With the season over, the Kraken's live volume has migrated to offseason personnel markets. The most prominent real contract touching Seattle is the "Auston Matthews's Next Team" market, a player next-team future that prices whether the Maple Leafs star stays, moves, or retires, with Seattle in the longshot field of possible destinations. These next-team and front-office markets are the durable driver of Kraken trading interest in June, since a small-market expansion club generates more narrative gravity from who it might add than from a thin championship line. The forward catalysts are concrete: the NHL Draft and the July 1 free-agency window, plus any next-GM or next-coach contract that posts. Reference the live board above for where each offseason contract sits today.
The Seattle Kraken are the NHL's newest franchise, founded in 2021 as the league's 32nd team, and they have won zero Stanley Cups. Their lone playoff appearance came in 2023, when the second-year club reached the second round before bowing out, still the high-water mark of the franchise. The 2026 season's 34-37-11 finish underscores how far the rebuild has to climb. That short history is exactly why the market weights Seattle as a longshot: there is no contention track record to price against, and the franchise's business model still assumes a multi-year build. The durable claim for any Kraken market is simple. Zero titles, one playoff series win, and a roster that the offseason will define.

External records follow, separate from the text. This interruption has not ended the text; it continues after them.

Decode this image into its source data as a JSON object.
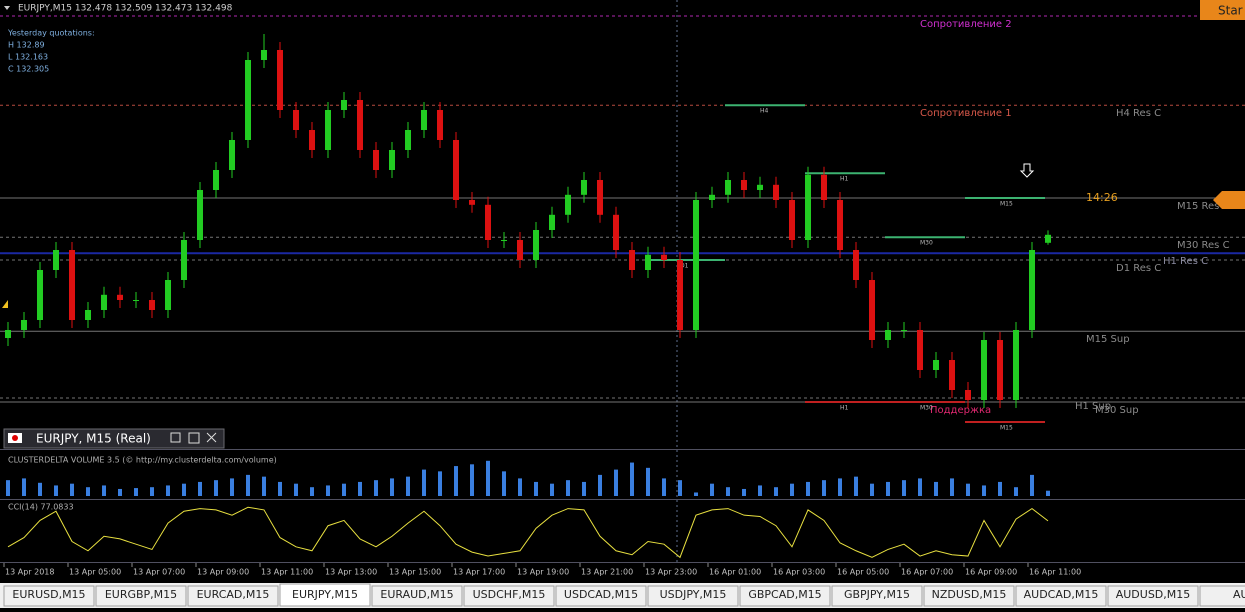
{
  "window": {
    "header": "EURJPY,M15  132.478 132.509 132.473 132.498",
    "subwindow_title": "EURJPY, M15 (Real)",
    "button": "Star",
    "countdown": "14:26",
    "yesterday": [
      "Yesterday quotations:",
      "H 132.89",
      "L 132.163",
      "C 132.305"
    ]
  },
  "chart_data": {
    "type": "candlestick",
    "up_color": "#22cc22",
    "down_color": "#dd1111",
    "ylim": [
      131.965,
      133.085
    ],
    "candles": [
      [
        132.24,
        132.28,
        132.22,
        132.26
      ],
      [
        132.26,
        132.305,
        132.24,
        132.285
      ],
      [
        132.285,
        132.43,
        132.265,
        132.41
      ],
      [
        132.41,
        132.48,
        132.39,
        132.46
      ],
      [
        132.46,
        132.48,
        132.265,
        132.285
      ],
      [
        132.285,
        132.33,
        132.265,
        132.31
      ],
      [
        132.31,
        132.368,
        132.29,
        132.348
      ],
      [
        132.348,
        132.368,
        132.315,
        132.335
      ],
      [
        132.335,
        132.355,
        132.315,
        132.335
      ],
      [
        132.335,
        132.355,
        132.29,
        132.31
      ],
      [
        132.31,
        132.405,
        132.29,
        132.385
      ],
      [
        132.385,
        132.505,
        132.365,
        132.485
      ],
      [
        132.485,
        132.63,
        132.465,
        132.61
      ],
      [
        132.61,
        132.68,
        132.59,
        132.66
      ],
      [
        132.66,
        132.755,
        132.64,
        132.735
      ],
      [
        132.735,
        132.955,
        132.715,
        132.935
      ],
      [
        132.935,
        133.0,
        132.915,
        132.96
      ],
      [
        132.96,
        132.98,
        132.79,
        132.81
      ],
      [
        132.81,
        132.83,
        132.74,
        132.76
      ],
      [
        132.76,
        132.78,
        132.69,
        132.71
      ],
      [
        132.71,
        132.83,
        132.69,
        132.81
      ],
      [
        132.81,
        132.855,
        132.79,
        132.835
      ],
      [
        132.835,
        132.855,
        132.69,
        132.71
      ],
      [
        132.71,
        132.73,
        132.64,
        132.66
      ],
      [
        132.66,
        132.73,
        132.64,
        132.71
      ],
      [
        132.71,
        132.78,
        132.69,
        132.76
      ],
      [
        132.76,
        132.83,
        132.74,
        132.81
      ],
      [
        132.81,
        132.83,
        132.715,
        132.735
      ],
      [
        132.735,
        132.755,
        132.565,
        132.585
      ],
      [
        132.585,
        132.605,
        132.553,
        132.573
      ],
      [
        132.573,
        132.593,
        132.465,
        132.485
      ],
      [
        132.485,
        132.505,
        132.465,
        132.485
      ],
      [
        132.485,
        132.505,
        132.415,
        132.435
      ],
      [
        132.435,
        132.53,
        132.415,
        132.51
      ],
      [
        132.51,
        132.568,
        132.49,
        132.548
      ],
      [
        132.548,
        132.618,
        132.528,
        132.598
      ],
      [
        132.598,
        132.655,
        132.578,
        132.635
      ],
      [
        132.635,
        132.655,
        132.528,
        132.548
      ],
      [
        132.548,
        132.568,
        132.44,
        132.46
      ],
      [
        132.46,
        132.48,
        132.39,
        132.41
      ],
      [
        132.41,
        132.468,
        132.39,
        132.448
      ],
      [
        132.448,
        132.468,
        132.415,
        132.435
      ],
      [
        132.435,
        132.455,
        132.24,
        132.26
      ],
      [
        132.26,
        132.605,
        132.24,
        132.585
      ],
      [
        132.585,
        132.618,
        132.565,
        132.598
      ],
      [
        132.598,
        132.655,
        132.578,
        132.635
      ],
      [
        132.635,
        132.655,
        132.59,
        132.61
      ],
      [
        132.61,
        132.643,
        132.59,
        132.623
      ],
      [
        132.623,
        132.643,
        132.565,
        132.585
      ],
      [
        132.585,
        132.605,
        132.465,
        132.485
      ],
      [
        132.485,
        132.668,
        132.465,
        132.648
      ],
      [
        132.648,
        132.668,
        132.565,
        132.585
      ],
      [
        132.585,
        132.605,
        132.44,
        132.46
      ],
      [
        132.46,
        132.48,
        132.365,
        132.385
      ],
      [
        132.385,
        132.405,
        132.215,
        132.235
      ],
      [
        132.235,
        132.28,
        132.215,
        132.26
      ],
      [
        132.26,
        132.28,
        132.24,
        132.26
      ],
      [
        132.26,
        132.28,
        132.14,
        132.16
      ],
      [
        132.16,
        132.205,
        132.14,
        132.185
      ],
      [
        132.185,
        132.205,
        132.09,
        132.11
      ],
      [
        132.11,
        132.13,
        132.065,
        132.085
      ],
      [
        132.085,
        132.255,
        132.065,
        132.235
      ],
      [
        132.235,
        132.255,
        132.065,
        132.085
      ],
      [
        132.085,
        132.28,
        132.065,
        132.26
      ],
      [
        132.26,
        132.48,
        132.24,
        132.46
      ],
      [
        132.478,
        132.509,
        132.473,
        132.498
      ]
    ],
    "levels": [
      {
        "label": "Сопротивление 2",
        "price": 133.045,
        "color": "#d030d0",
        "style": "dashed"
      },
      {
        "label": "Сопротивление 1",
        "price": 132.822,
        "color": "#d8584a",
        "style": "dashed"
      },
      {
        "label": "H4 Res C",
        "price": 132.822,
        "color": "#8a8a8a",
        "style": "none"
      },
      {
        "label": "M15 Res C",
        "price": 132.59,
        "color": "#8a8a8a",
        "style": "solid"
      },
      {
        "label": "M30 Res C",
        "price": 132.492,
        "color": "#8a8a8a",
        "style": "dashed"
      },
      {
        "label": "H1 Res C",
        "price": 132.452,
        "color": "#8a8aa0",
        "style": "blue"
      },
      {
        "label": "D1 Res C",
        "price": 132.435,
        "color": "#8a8a8a",
        "style": "dashed"
      },
      {
        "label": "M15 Sup",
        "price": 132.257,
        "color": "#8a8a8a",
        "style": "solid"
      },
      {
        "label": "H1 Sup",
        "price": 132.09,
        "color": "#8a8a8a",
        "style": "dashed"
      },
      {
        "label": "M30 Sup",
        "price": 132.08,
        "color": "#8a8a8a",
        "style": "solid"
      },
      {
        "label": "Поддержка",
        "price": 132.08,
        "color": "#e02870",
        "style": "none"
      }
    ],
    "mini_levels": [
      {
        "label": "H4",
        "price": 132.822,
        "color": "#3cb371"
      },
      {
        "label": "H1",
        "price": 132.652,
        "color": "#3cb371"
      },
      {
        "label": "M30",
        "price": 132.492,
        "color": "#3cb371"
      },
      {
        "label": "M15",
        "price": 132.59,
        "color": "#3cb371"
      },
      {
        "label": "D1",
        "price": 132.435,
        "color": "#3cb371"
      },
      {
        "label": "H1",
        "price": 132.08,
        "color": "#c02020"
      },
      {
        "label": "M30",
        "price": 132.08,
        "color": "#c02020"
      },
      {
        "label": "M15",
        "price": 132.03,
        "color": "#c02020"
      }
    ],
    "volume": {
      "title": "CLUSTERDELTA VOLUME 3.5 (© http://my.clusterdelta.com/volume)",
      "color": "#3a7fe0",
      "ylim": [
        0,
        50
      ],
      "values": [
        18,
        20,
        15,
        12,
        14,
        10,
        12,
        8,
        9,
        10,
        12,
        14,
        16,
        18,
        20,
        24,
        22,
        16,
        14,
        10,
        12,
        14,
        16,
        18,
        20,
        22,
        30,
        28,
        34,
        36,
        40,
        28,
        20,
        16,
        14,
        18,
        16,
        24,
        30,
        38,
        32,
        20,
        18,
        4,
        14,
        10,
        8,
        12,
        10,
        14,
        16,
        18,
        20,
        22,
        14,
        16,
        18,
        20,
        16,
        20,
        14,
        12,
        16,
        10,
        24,
        6
      ]
    },
    "cci": {
      "title": "CCI(14) 77.0833",
      "color": "#e8e040",
      "ylim": [
        -220,
        220
      ],
      "values": [
        -120,
        -50,
        80,
        150,
        -80,
        -150,
        -40,
        -60,
        -100,
        -140,
        60,
        150,
        170,
        160,
        120,
        180,
        160,
        -50,
        -120,
        -150,
        40,
        80,
        -60,
        -120,
        -40,
        60,
        150,
        40,
        -100,
        -160,
        -190,
        -170,
        -150,
        20,
        120,
        170,
        160,
        -40,
        -150,
        -180,
        -80,
        -100,
        -200,
        120,
        160,
        170,
        120,
        110,
        40,
        -120,
        160,
        80,
        -90,
        -150,
        -200,
        -140,
        -100,
        -190,
        -150,
        -180,
        -190,
        80,
        -120,
        90,
        170,
        77.0833
      ]
    },
    "time_labels": [
      "13 Apr 2018",
      "13 Apr 05:00",
      "13 Apr 07:00",
      "13 Apr 09:00",
      "13 Apr 11:00",
      "13 Apr 13:00",
      "13 Apr 15:00",
      "13 Apr 17:00",
      "13 Apr 19:00",
      "13 Apr 21:00",
      "13 Apr 23:00",
      "16 Apr 01:00",
      "16 Apr 03:00",
      "16 Apr 05:00",
      "16 Apr 07:00",
      "16 Apr 09:00",
      "16 Apr 11:00"
    ]
  },
  "tabs": {
    "items": [
      "EURUSD,M15",
      "EURGBP,M15",
      "EURCAD,M15",
      "EURJPY,M15",
      "EURAUD,M15",
      "USDCHF,M15",
      "USDCAD,M15",
      "USDJPY,M15",
      "GBPCAD,M15",
      "GBPJPY,M15",
      "NZDUSD,M15",
      "AUDCAD,M15",
      "AUDUSD,M15",
      "AUD"
    ],
    "active": 3
  }
}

As of June 4, 2026, there is no live Seattle Kraken Stanley Cup contract trading at a meaningful price. The Kraken missed the 2026 playoffs at 34-37-11, and the 2025-26 Cup board has effectively resolved while Vegas and Carolina contest the Final. Check the live board above for the first 2026-27 future and current offseason markets.

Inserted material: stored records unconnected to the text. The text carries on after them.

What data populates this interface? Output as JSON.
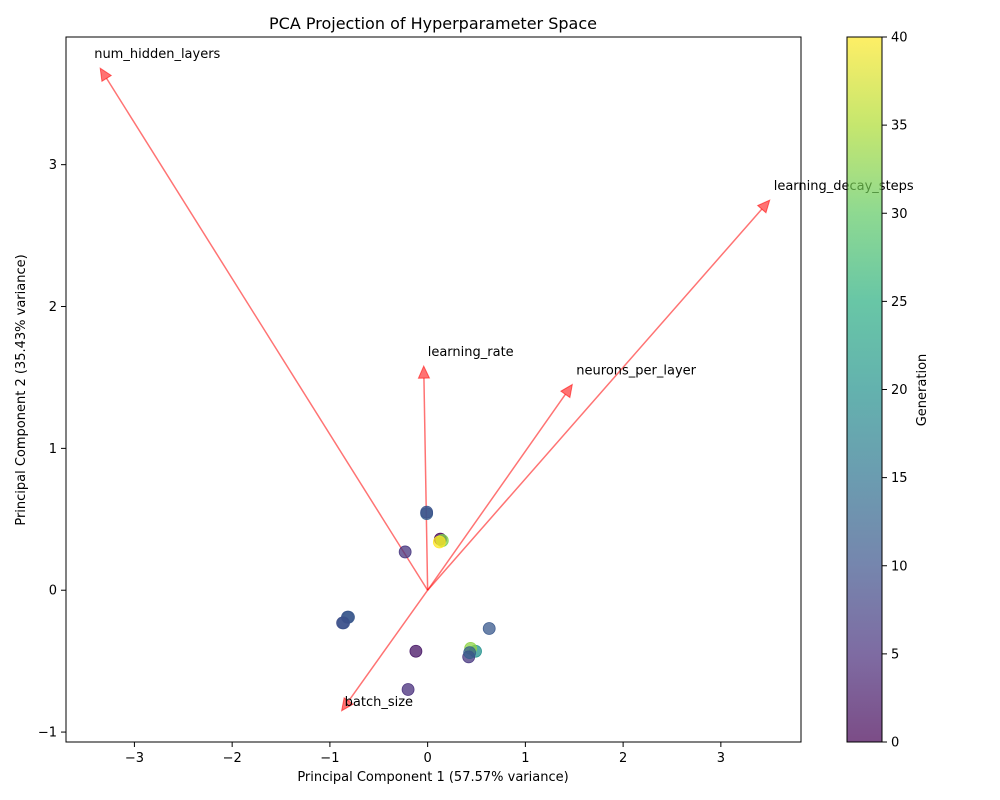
{
  "chart_data": {
    "type": "scatter",
    "title": "PCA Projection of Hyperparameter Space",
    "xlabel": "Principal Component 1 (57.57% variance)",
    "ylabel": "Principal Component 2 (35.43% variance)",
    "xlim": [
      -3.7,
      3.82
    ],
    "ylim": [
      -1.07,
      3.9
    ],
    "xticks": [
      -3,
      -2,
      -1,
      0,
      1,
      2,
      3
    ],
    "yticks": [
      -1,
      0,
      1,
      2,
      3
    ],
    "grid": false,
    "colorbar": {
      "label": "Generation",
      "min": 0,
      "max": 40,
      "ticks": [
        0,
        5,
        10,
        15,
        20,
        25,
        30,
        35,
        40
      ],
      "colormap": "viridis"
    },
    "loadings": [
      {
        "name": "num_hidden_layers",
        "x": -3.35,
        "y": 3.68
      },
      {
        "name": "learning_decay_steps",
        "x": 3.5,
        "y": 2.75
      },
      {
        "name": "learning_rate",
        "x": -0.04,
        "y": 1.58
      },
      {
        "name": "neurons_per_layer",
        "x": 1.48,
        "y": 1.45
      },
      {
        "name": "batch_size",
        "x": -0.88,
        "y": -0.85
      }
    ],
    "points": [
      {
        "x": -0.01,
        "y": 0.54,
        "g": 12
      },
      {
        "x": -0.01,
        "y": 0.55,
        "g": 10
      },
      {
        "x": 0.13,
        "y": 0.36,
        "g": 0
      },
      {
        "x": 0.15,
        "y": 0.35,
        "g": 32
      },
      {
        "x": 0.12,
        "y": 0.34,
        "g": 40
      },
      {
        "x": -0.23,
        "y": 0.27,
        "g": 6
      },
      {
        "x": -0.82,
        "y": -0.19,
        "g": 10
      },
      {
        "x": -0.81,
        "y": -0.19,
        "g": 11
      },
      {
        "x": -0.87,
        "y": -0.23,
        "g": 9
      },
      {
        "x": -0.86,
        "y": -0.23,
        "g": 10
      },
      {
        "x": 0.63,
        "y": -0.27,
        "g": 11
      },
      {
        "x": -0.12,
        "y": -0.43,
        "g": 2
      },
      {
        "x": 0.49,
        "y": -0.43,
        "g": 20
      },
      {
        "x": 0.44,
        "y": -0.41,
        "g": 33
      },
      {
        "x": 0.42,
        "y": -0.47,
        "g": 6
      },
      {
        "x": 0.43,
        "y": -0.44,
        "g": 12
      },
      {
        "x": -0.2,
        "y": -0.7,
        "g": 5
      }
    ]
  }
}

Seattle's offseason contracts trade thinly, so depth and spreads vary by platform. The player next-team and roster markets that still touch the Kraken tend to carry more liquidity on the larger order book, while resolved 2026 conference markets are reference-only. The live board above aggregates current prices across the platforms tracked by Prediction Genius.
Prediction Genius tracks Seattle's Stanley Cup futures when live, Western Conference markets, and offseason personnel contracts including player next-team markets such as Auston Matthews's next team. As the offseason develops, next-GM, next-coach, and free-agency markets are added. Resolved 2026 contracts remain as historical reference.
The Seattle Kraken have never won the Stanley Cup. Founded in 2021 as the NHL's 32nd franchise, their deepest run came in 2023, when they reached the second round in their second season. They missed the playoffs in 2026.
Roster construction and front-office direction are the biggest durable drivers. As a 2021 expansion club with zero titles and no marquee scoring core, the Kraken price on what they build rather than on a contention history. The 2026 offseason, through the draft and July 1 free agency, will define their next-season markets.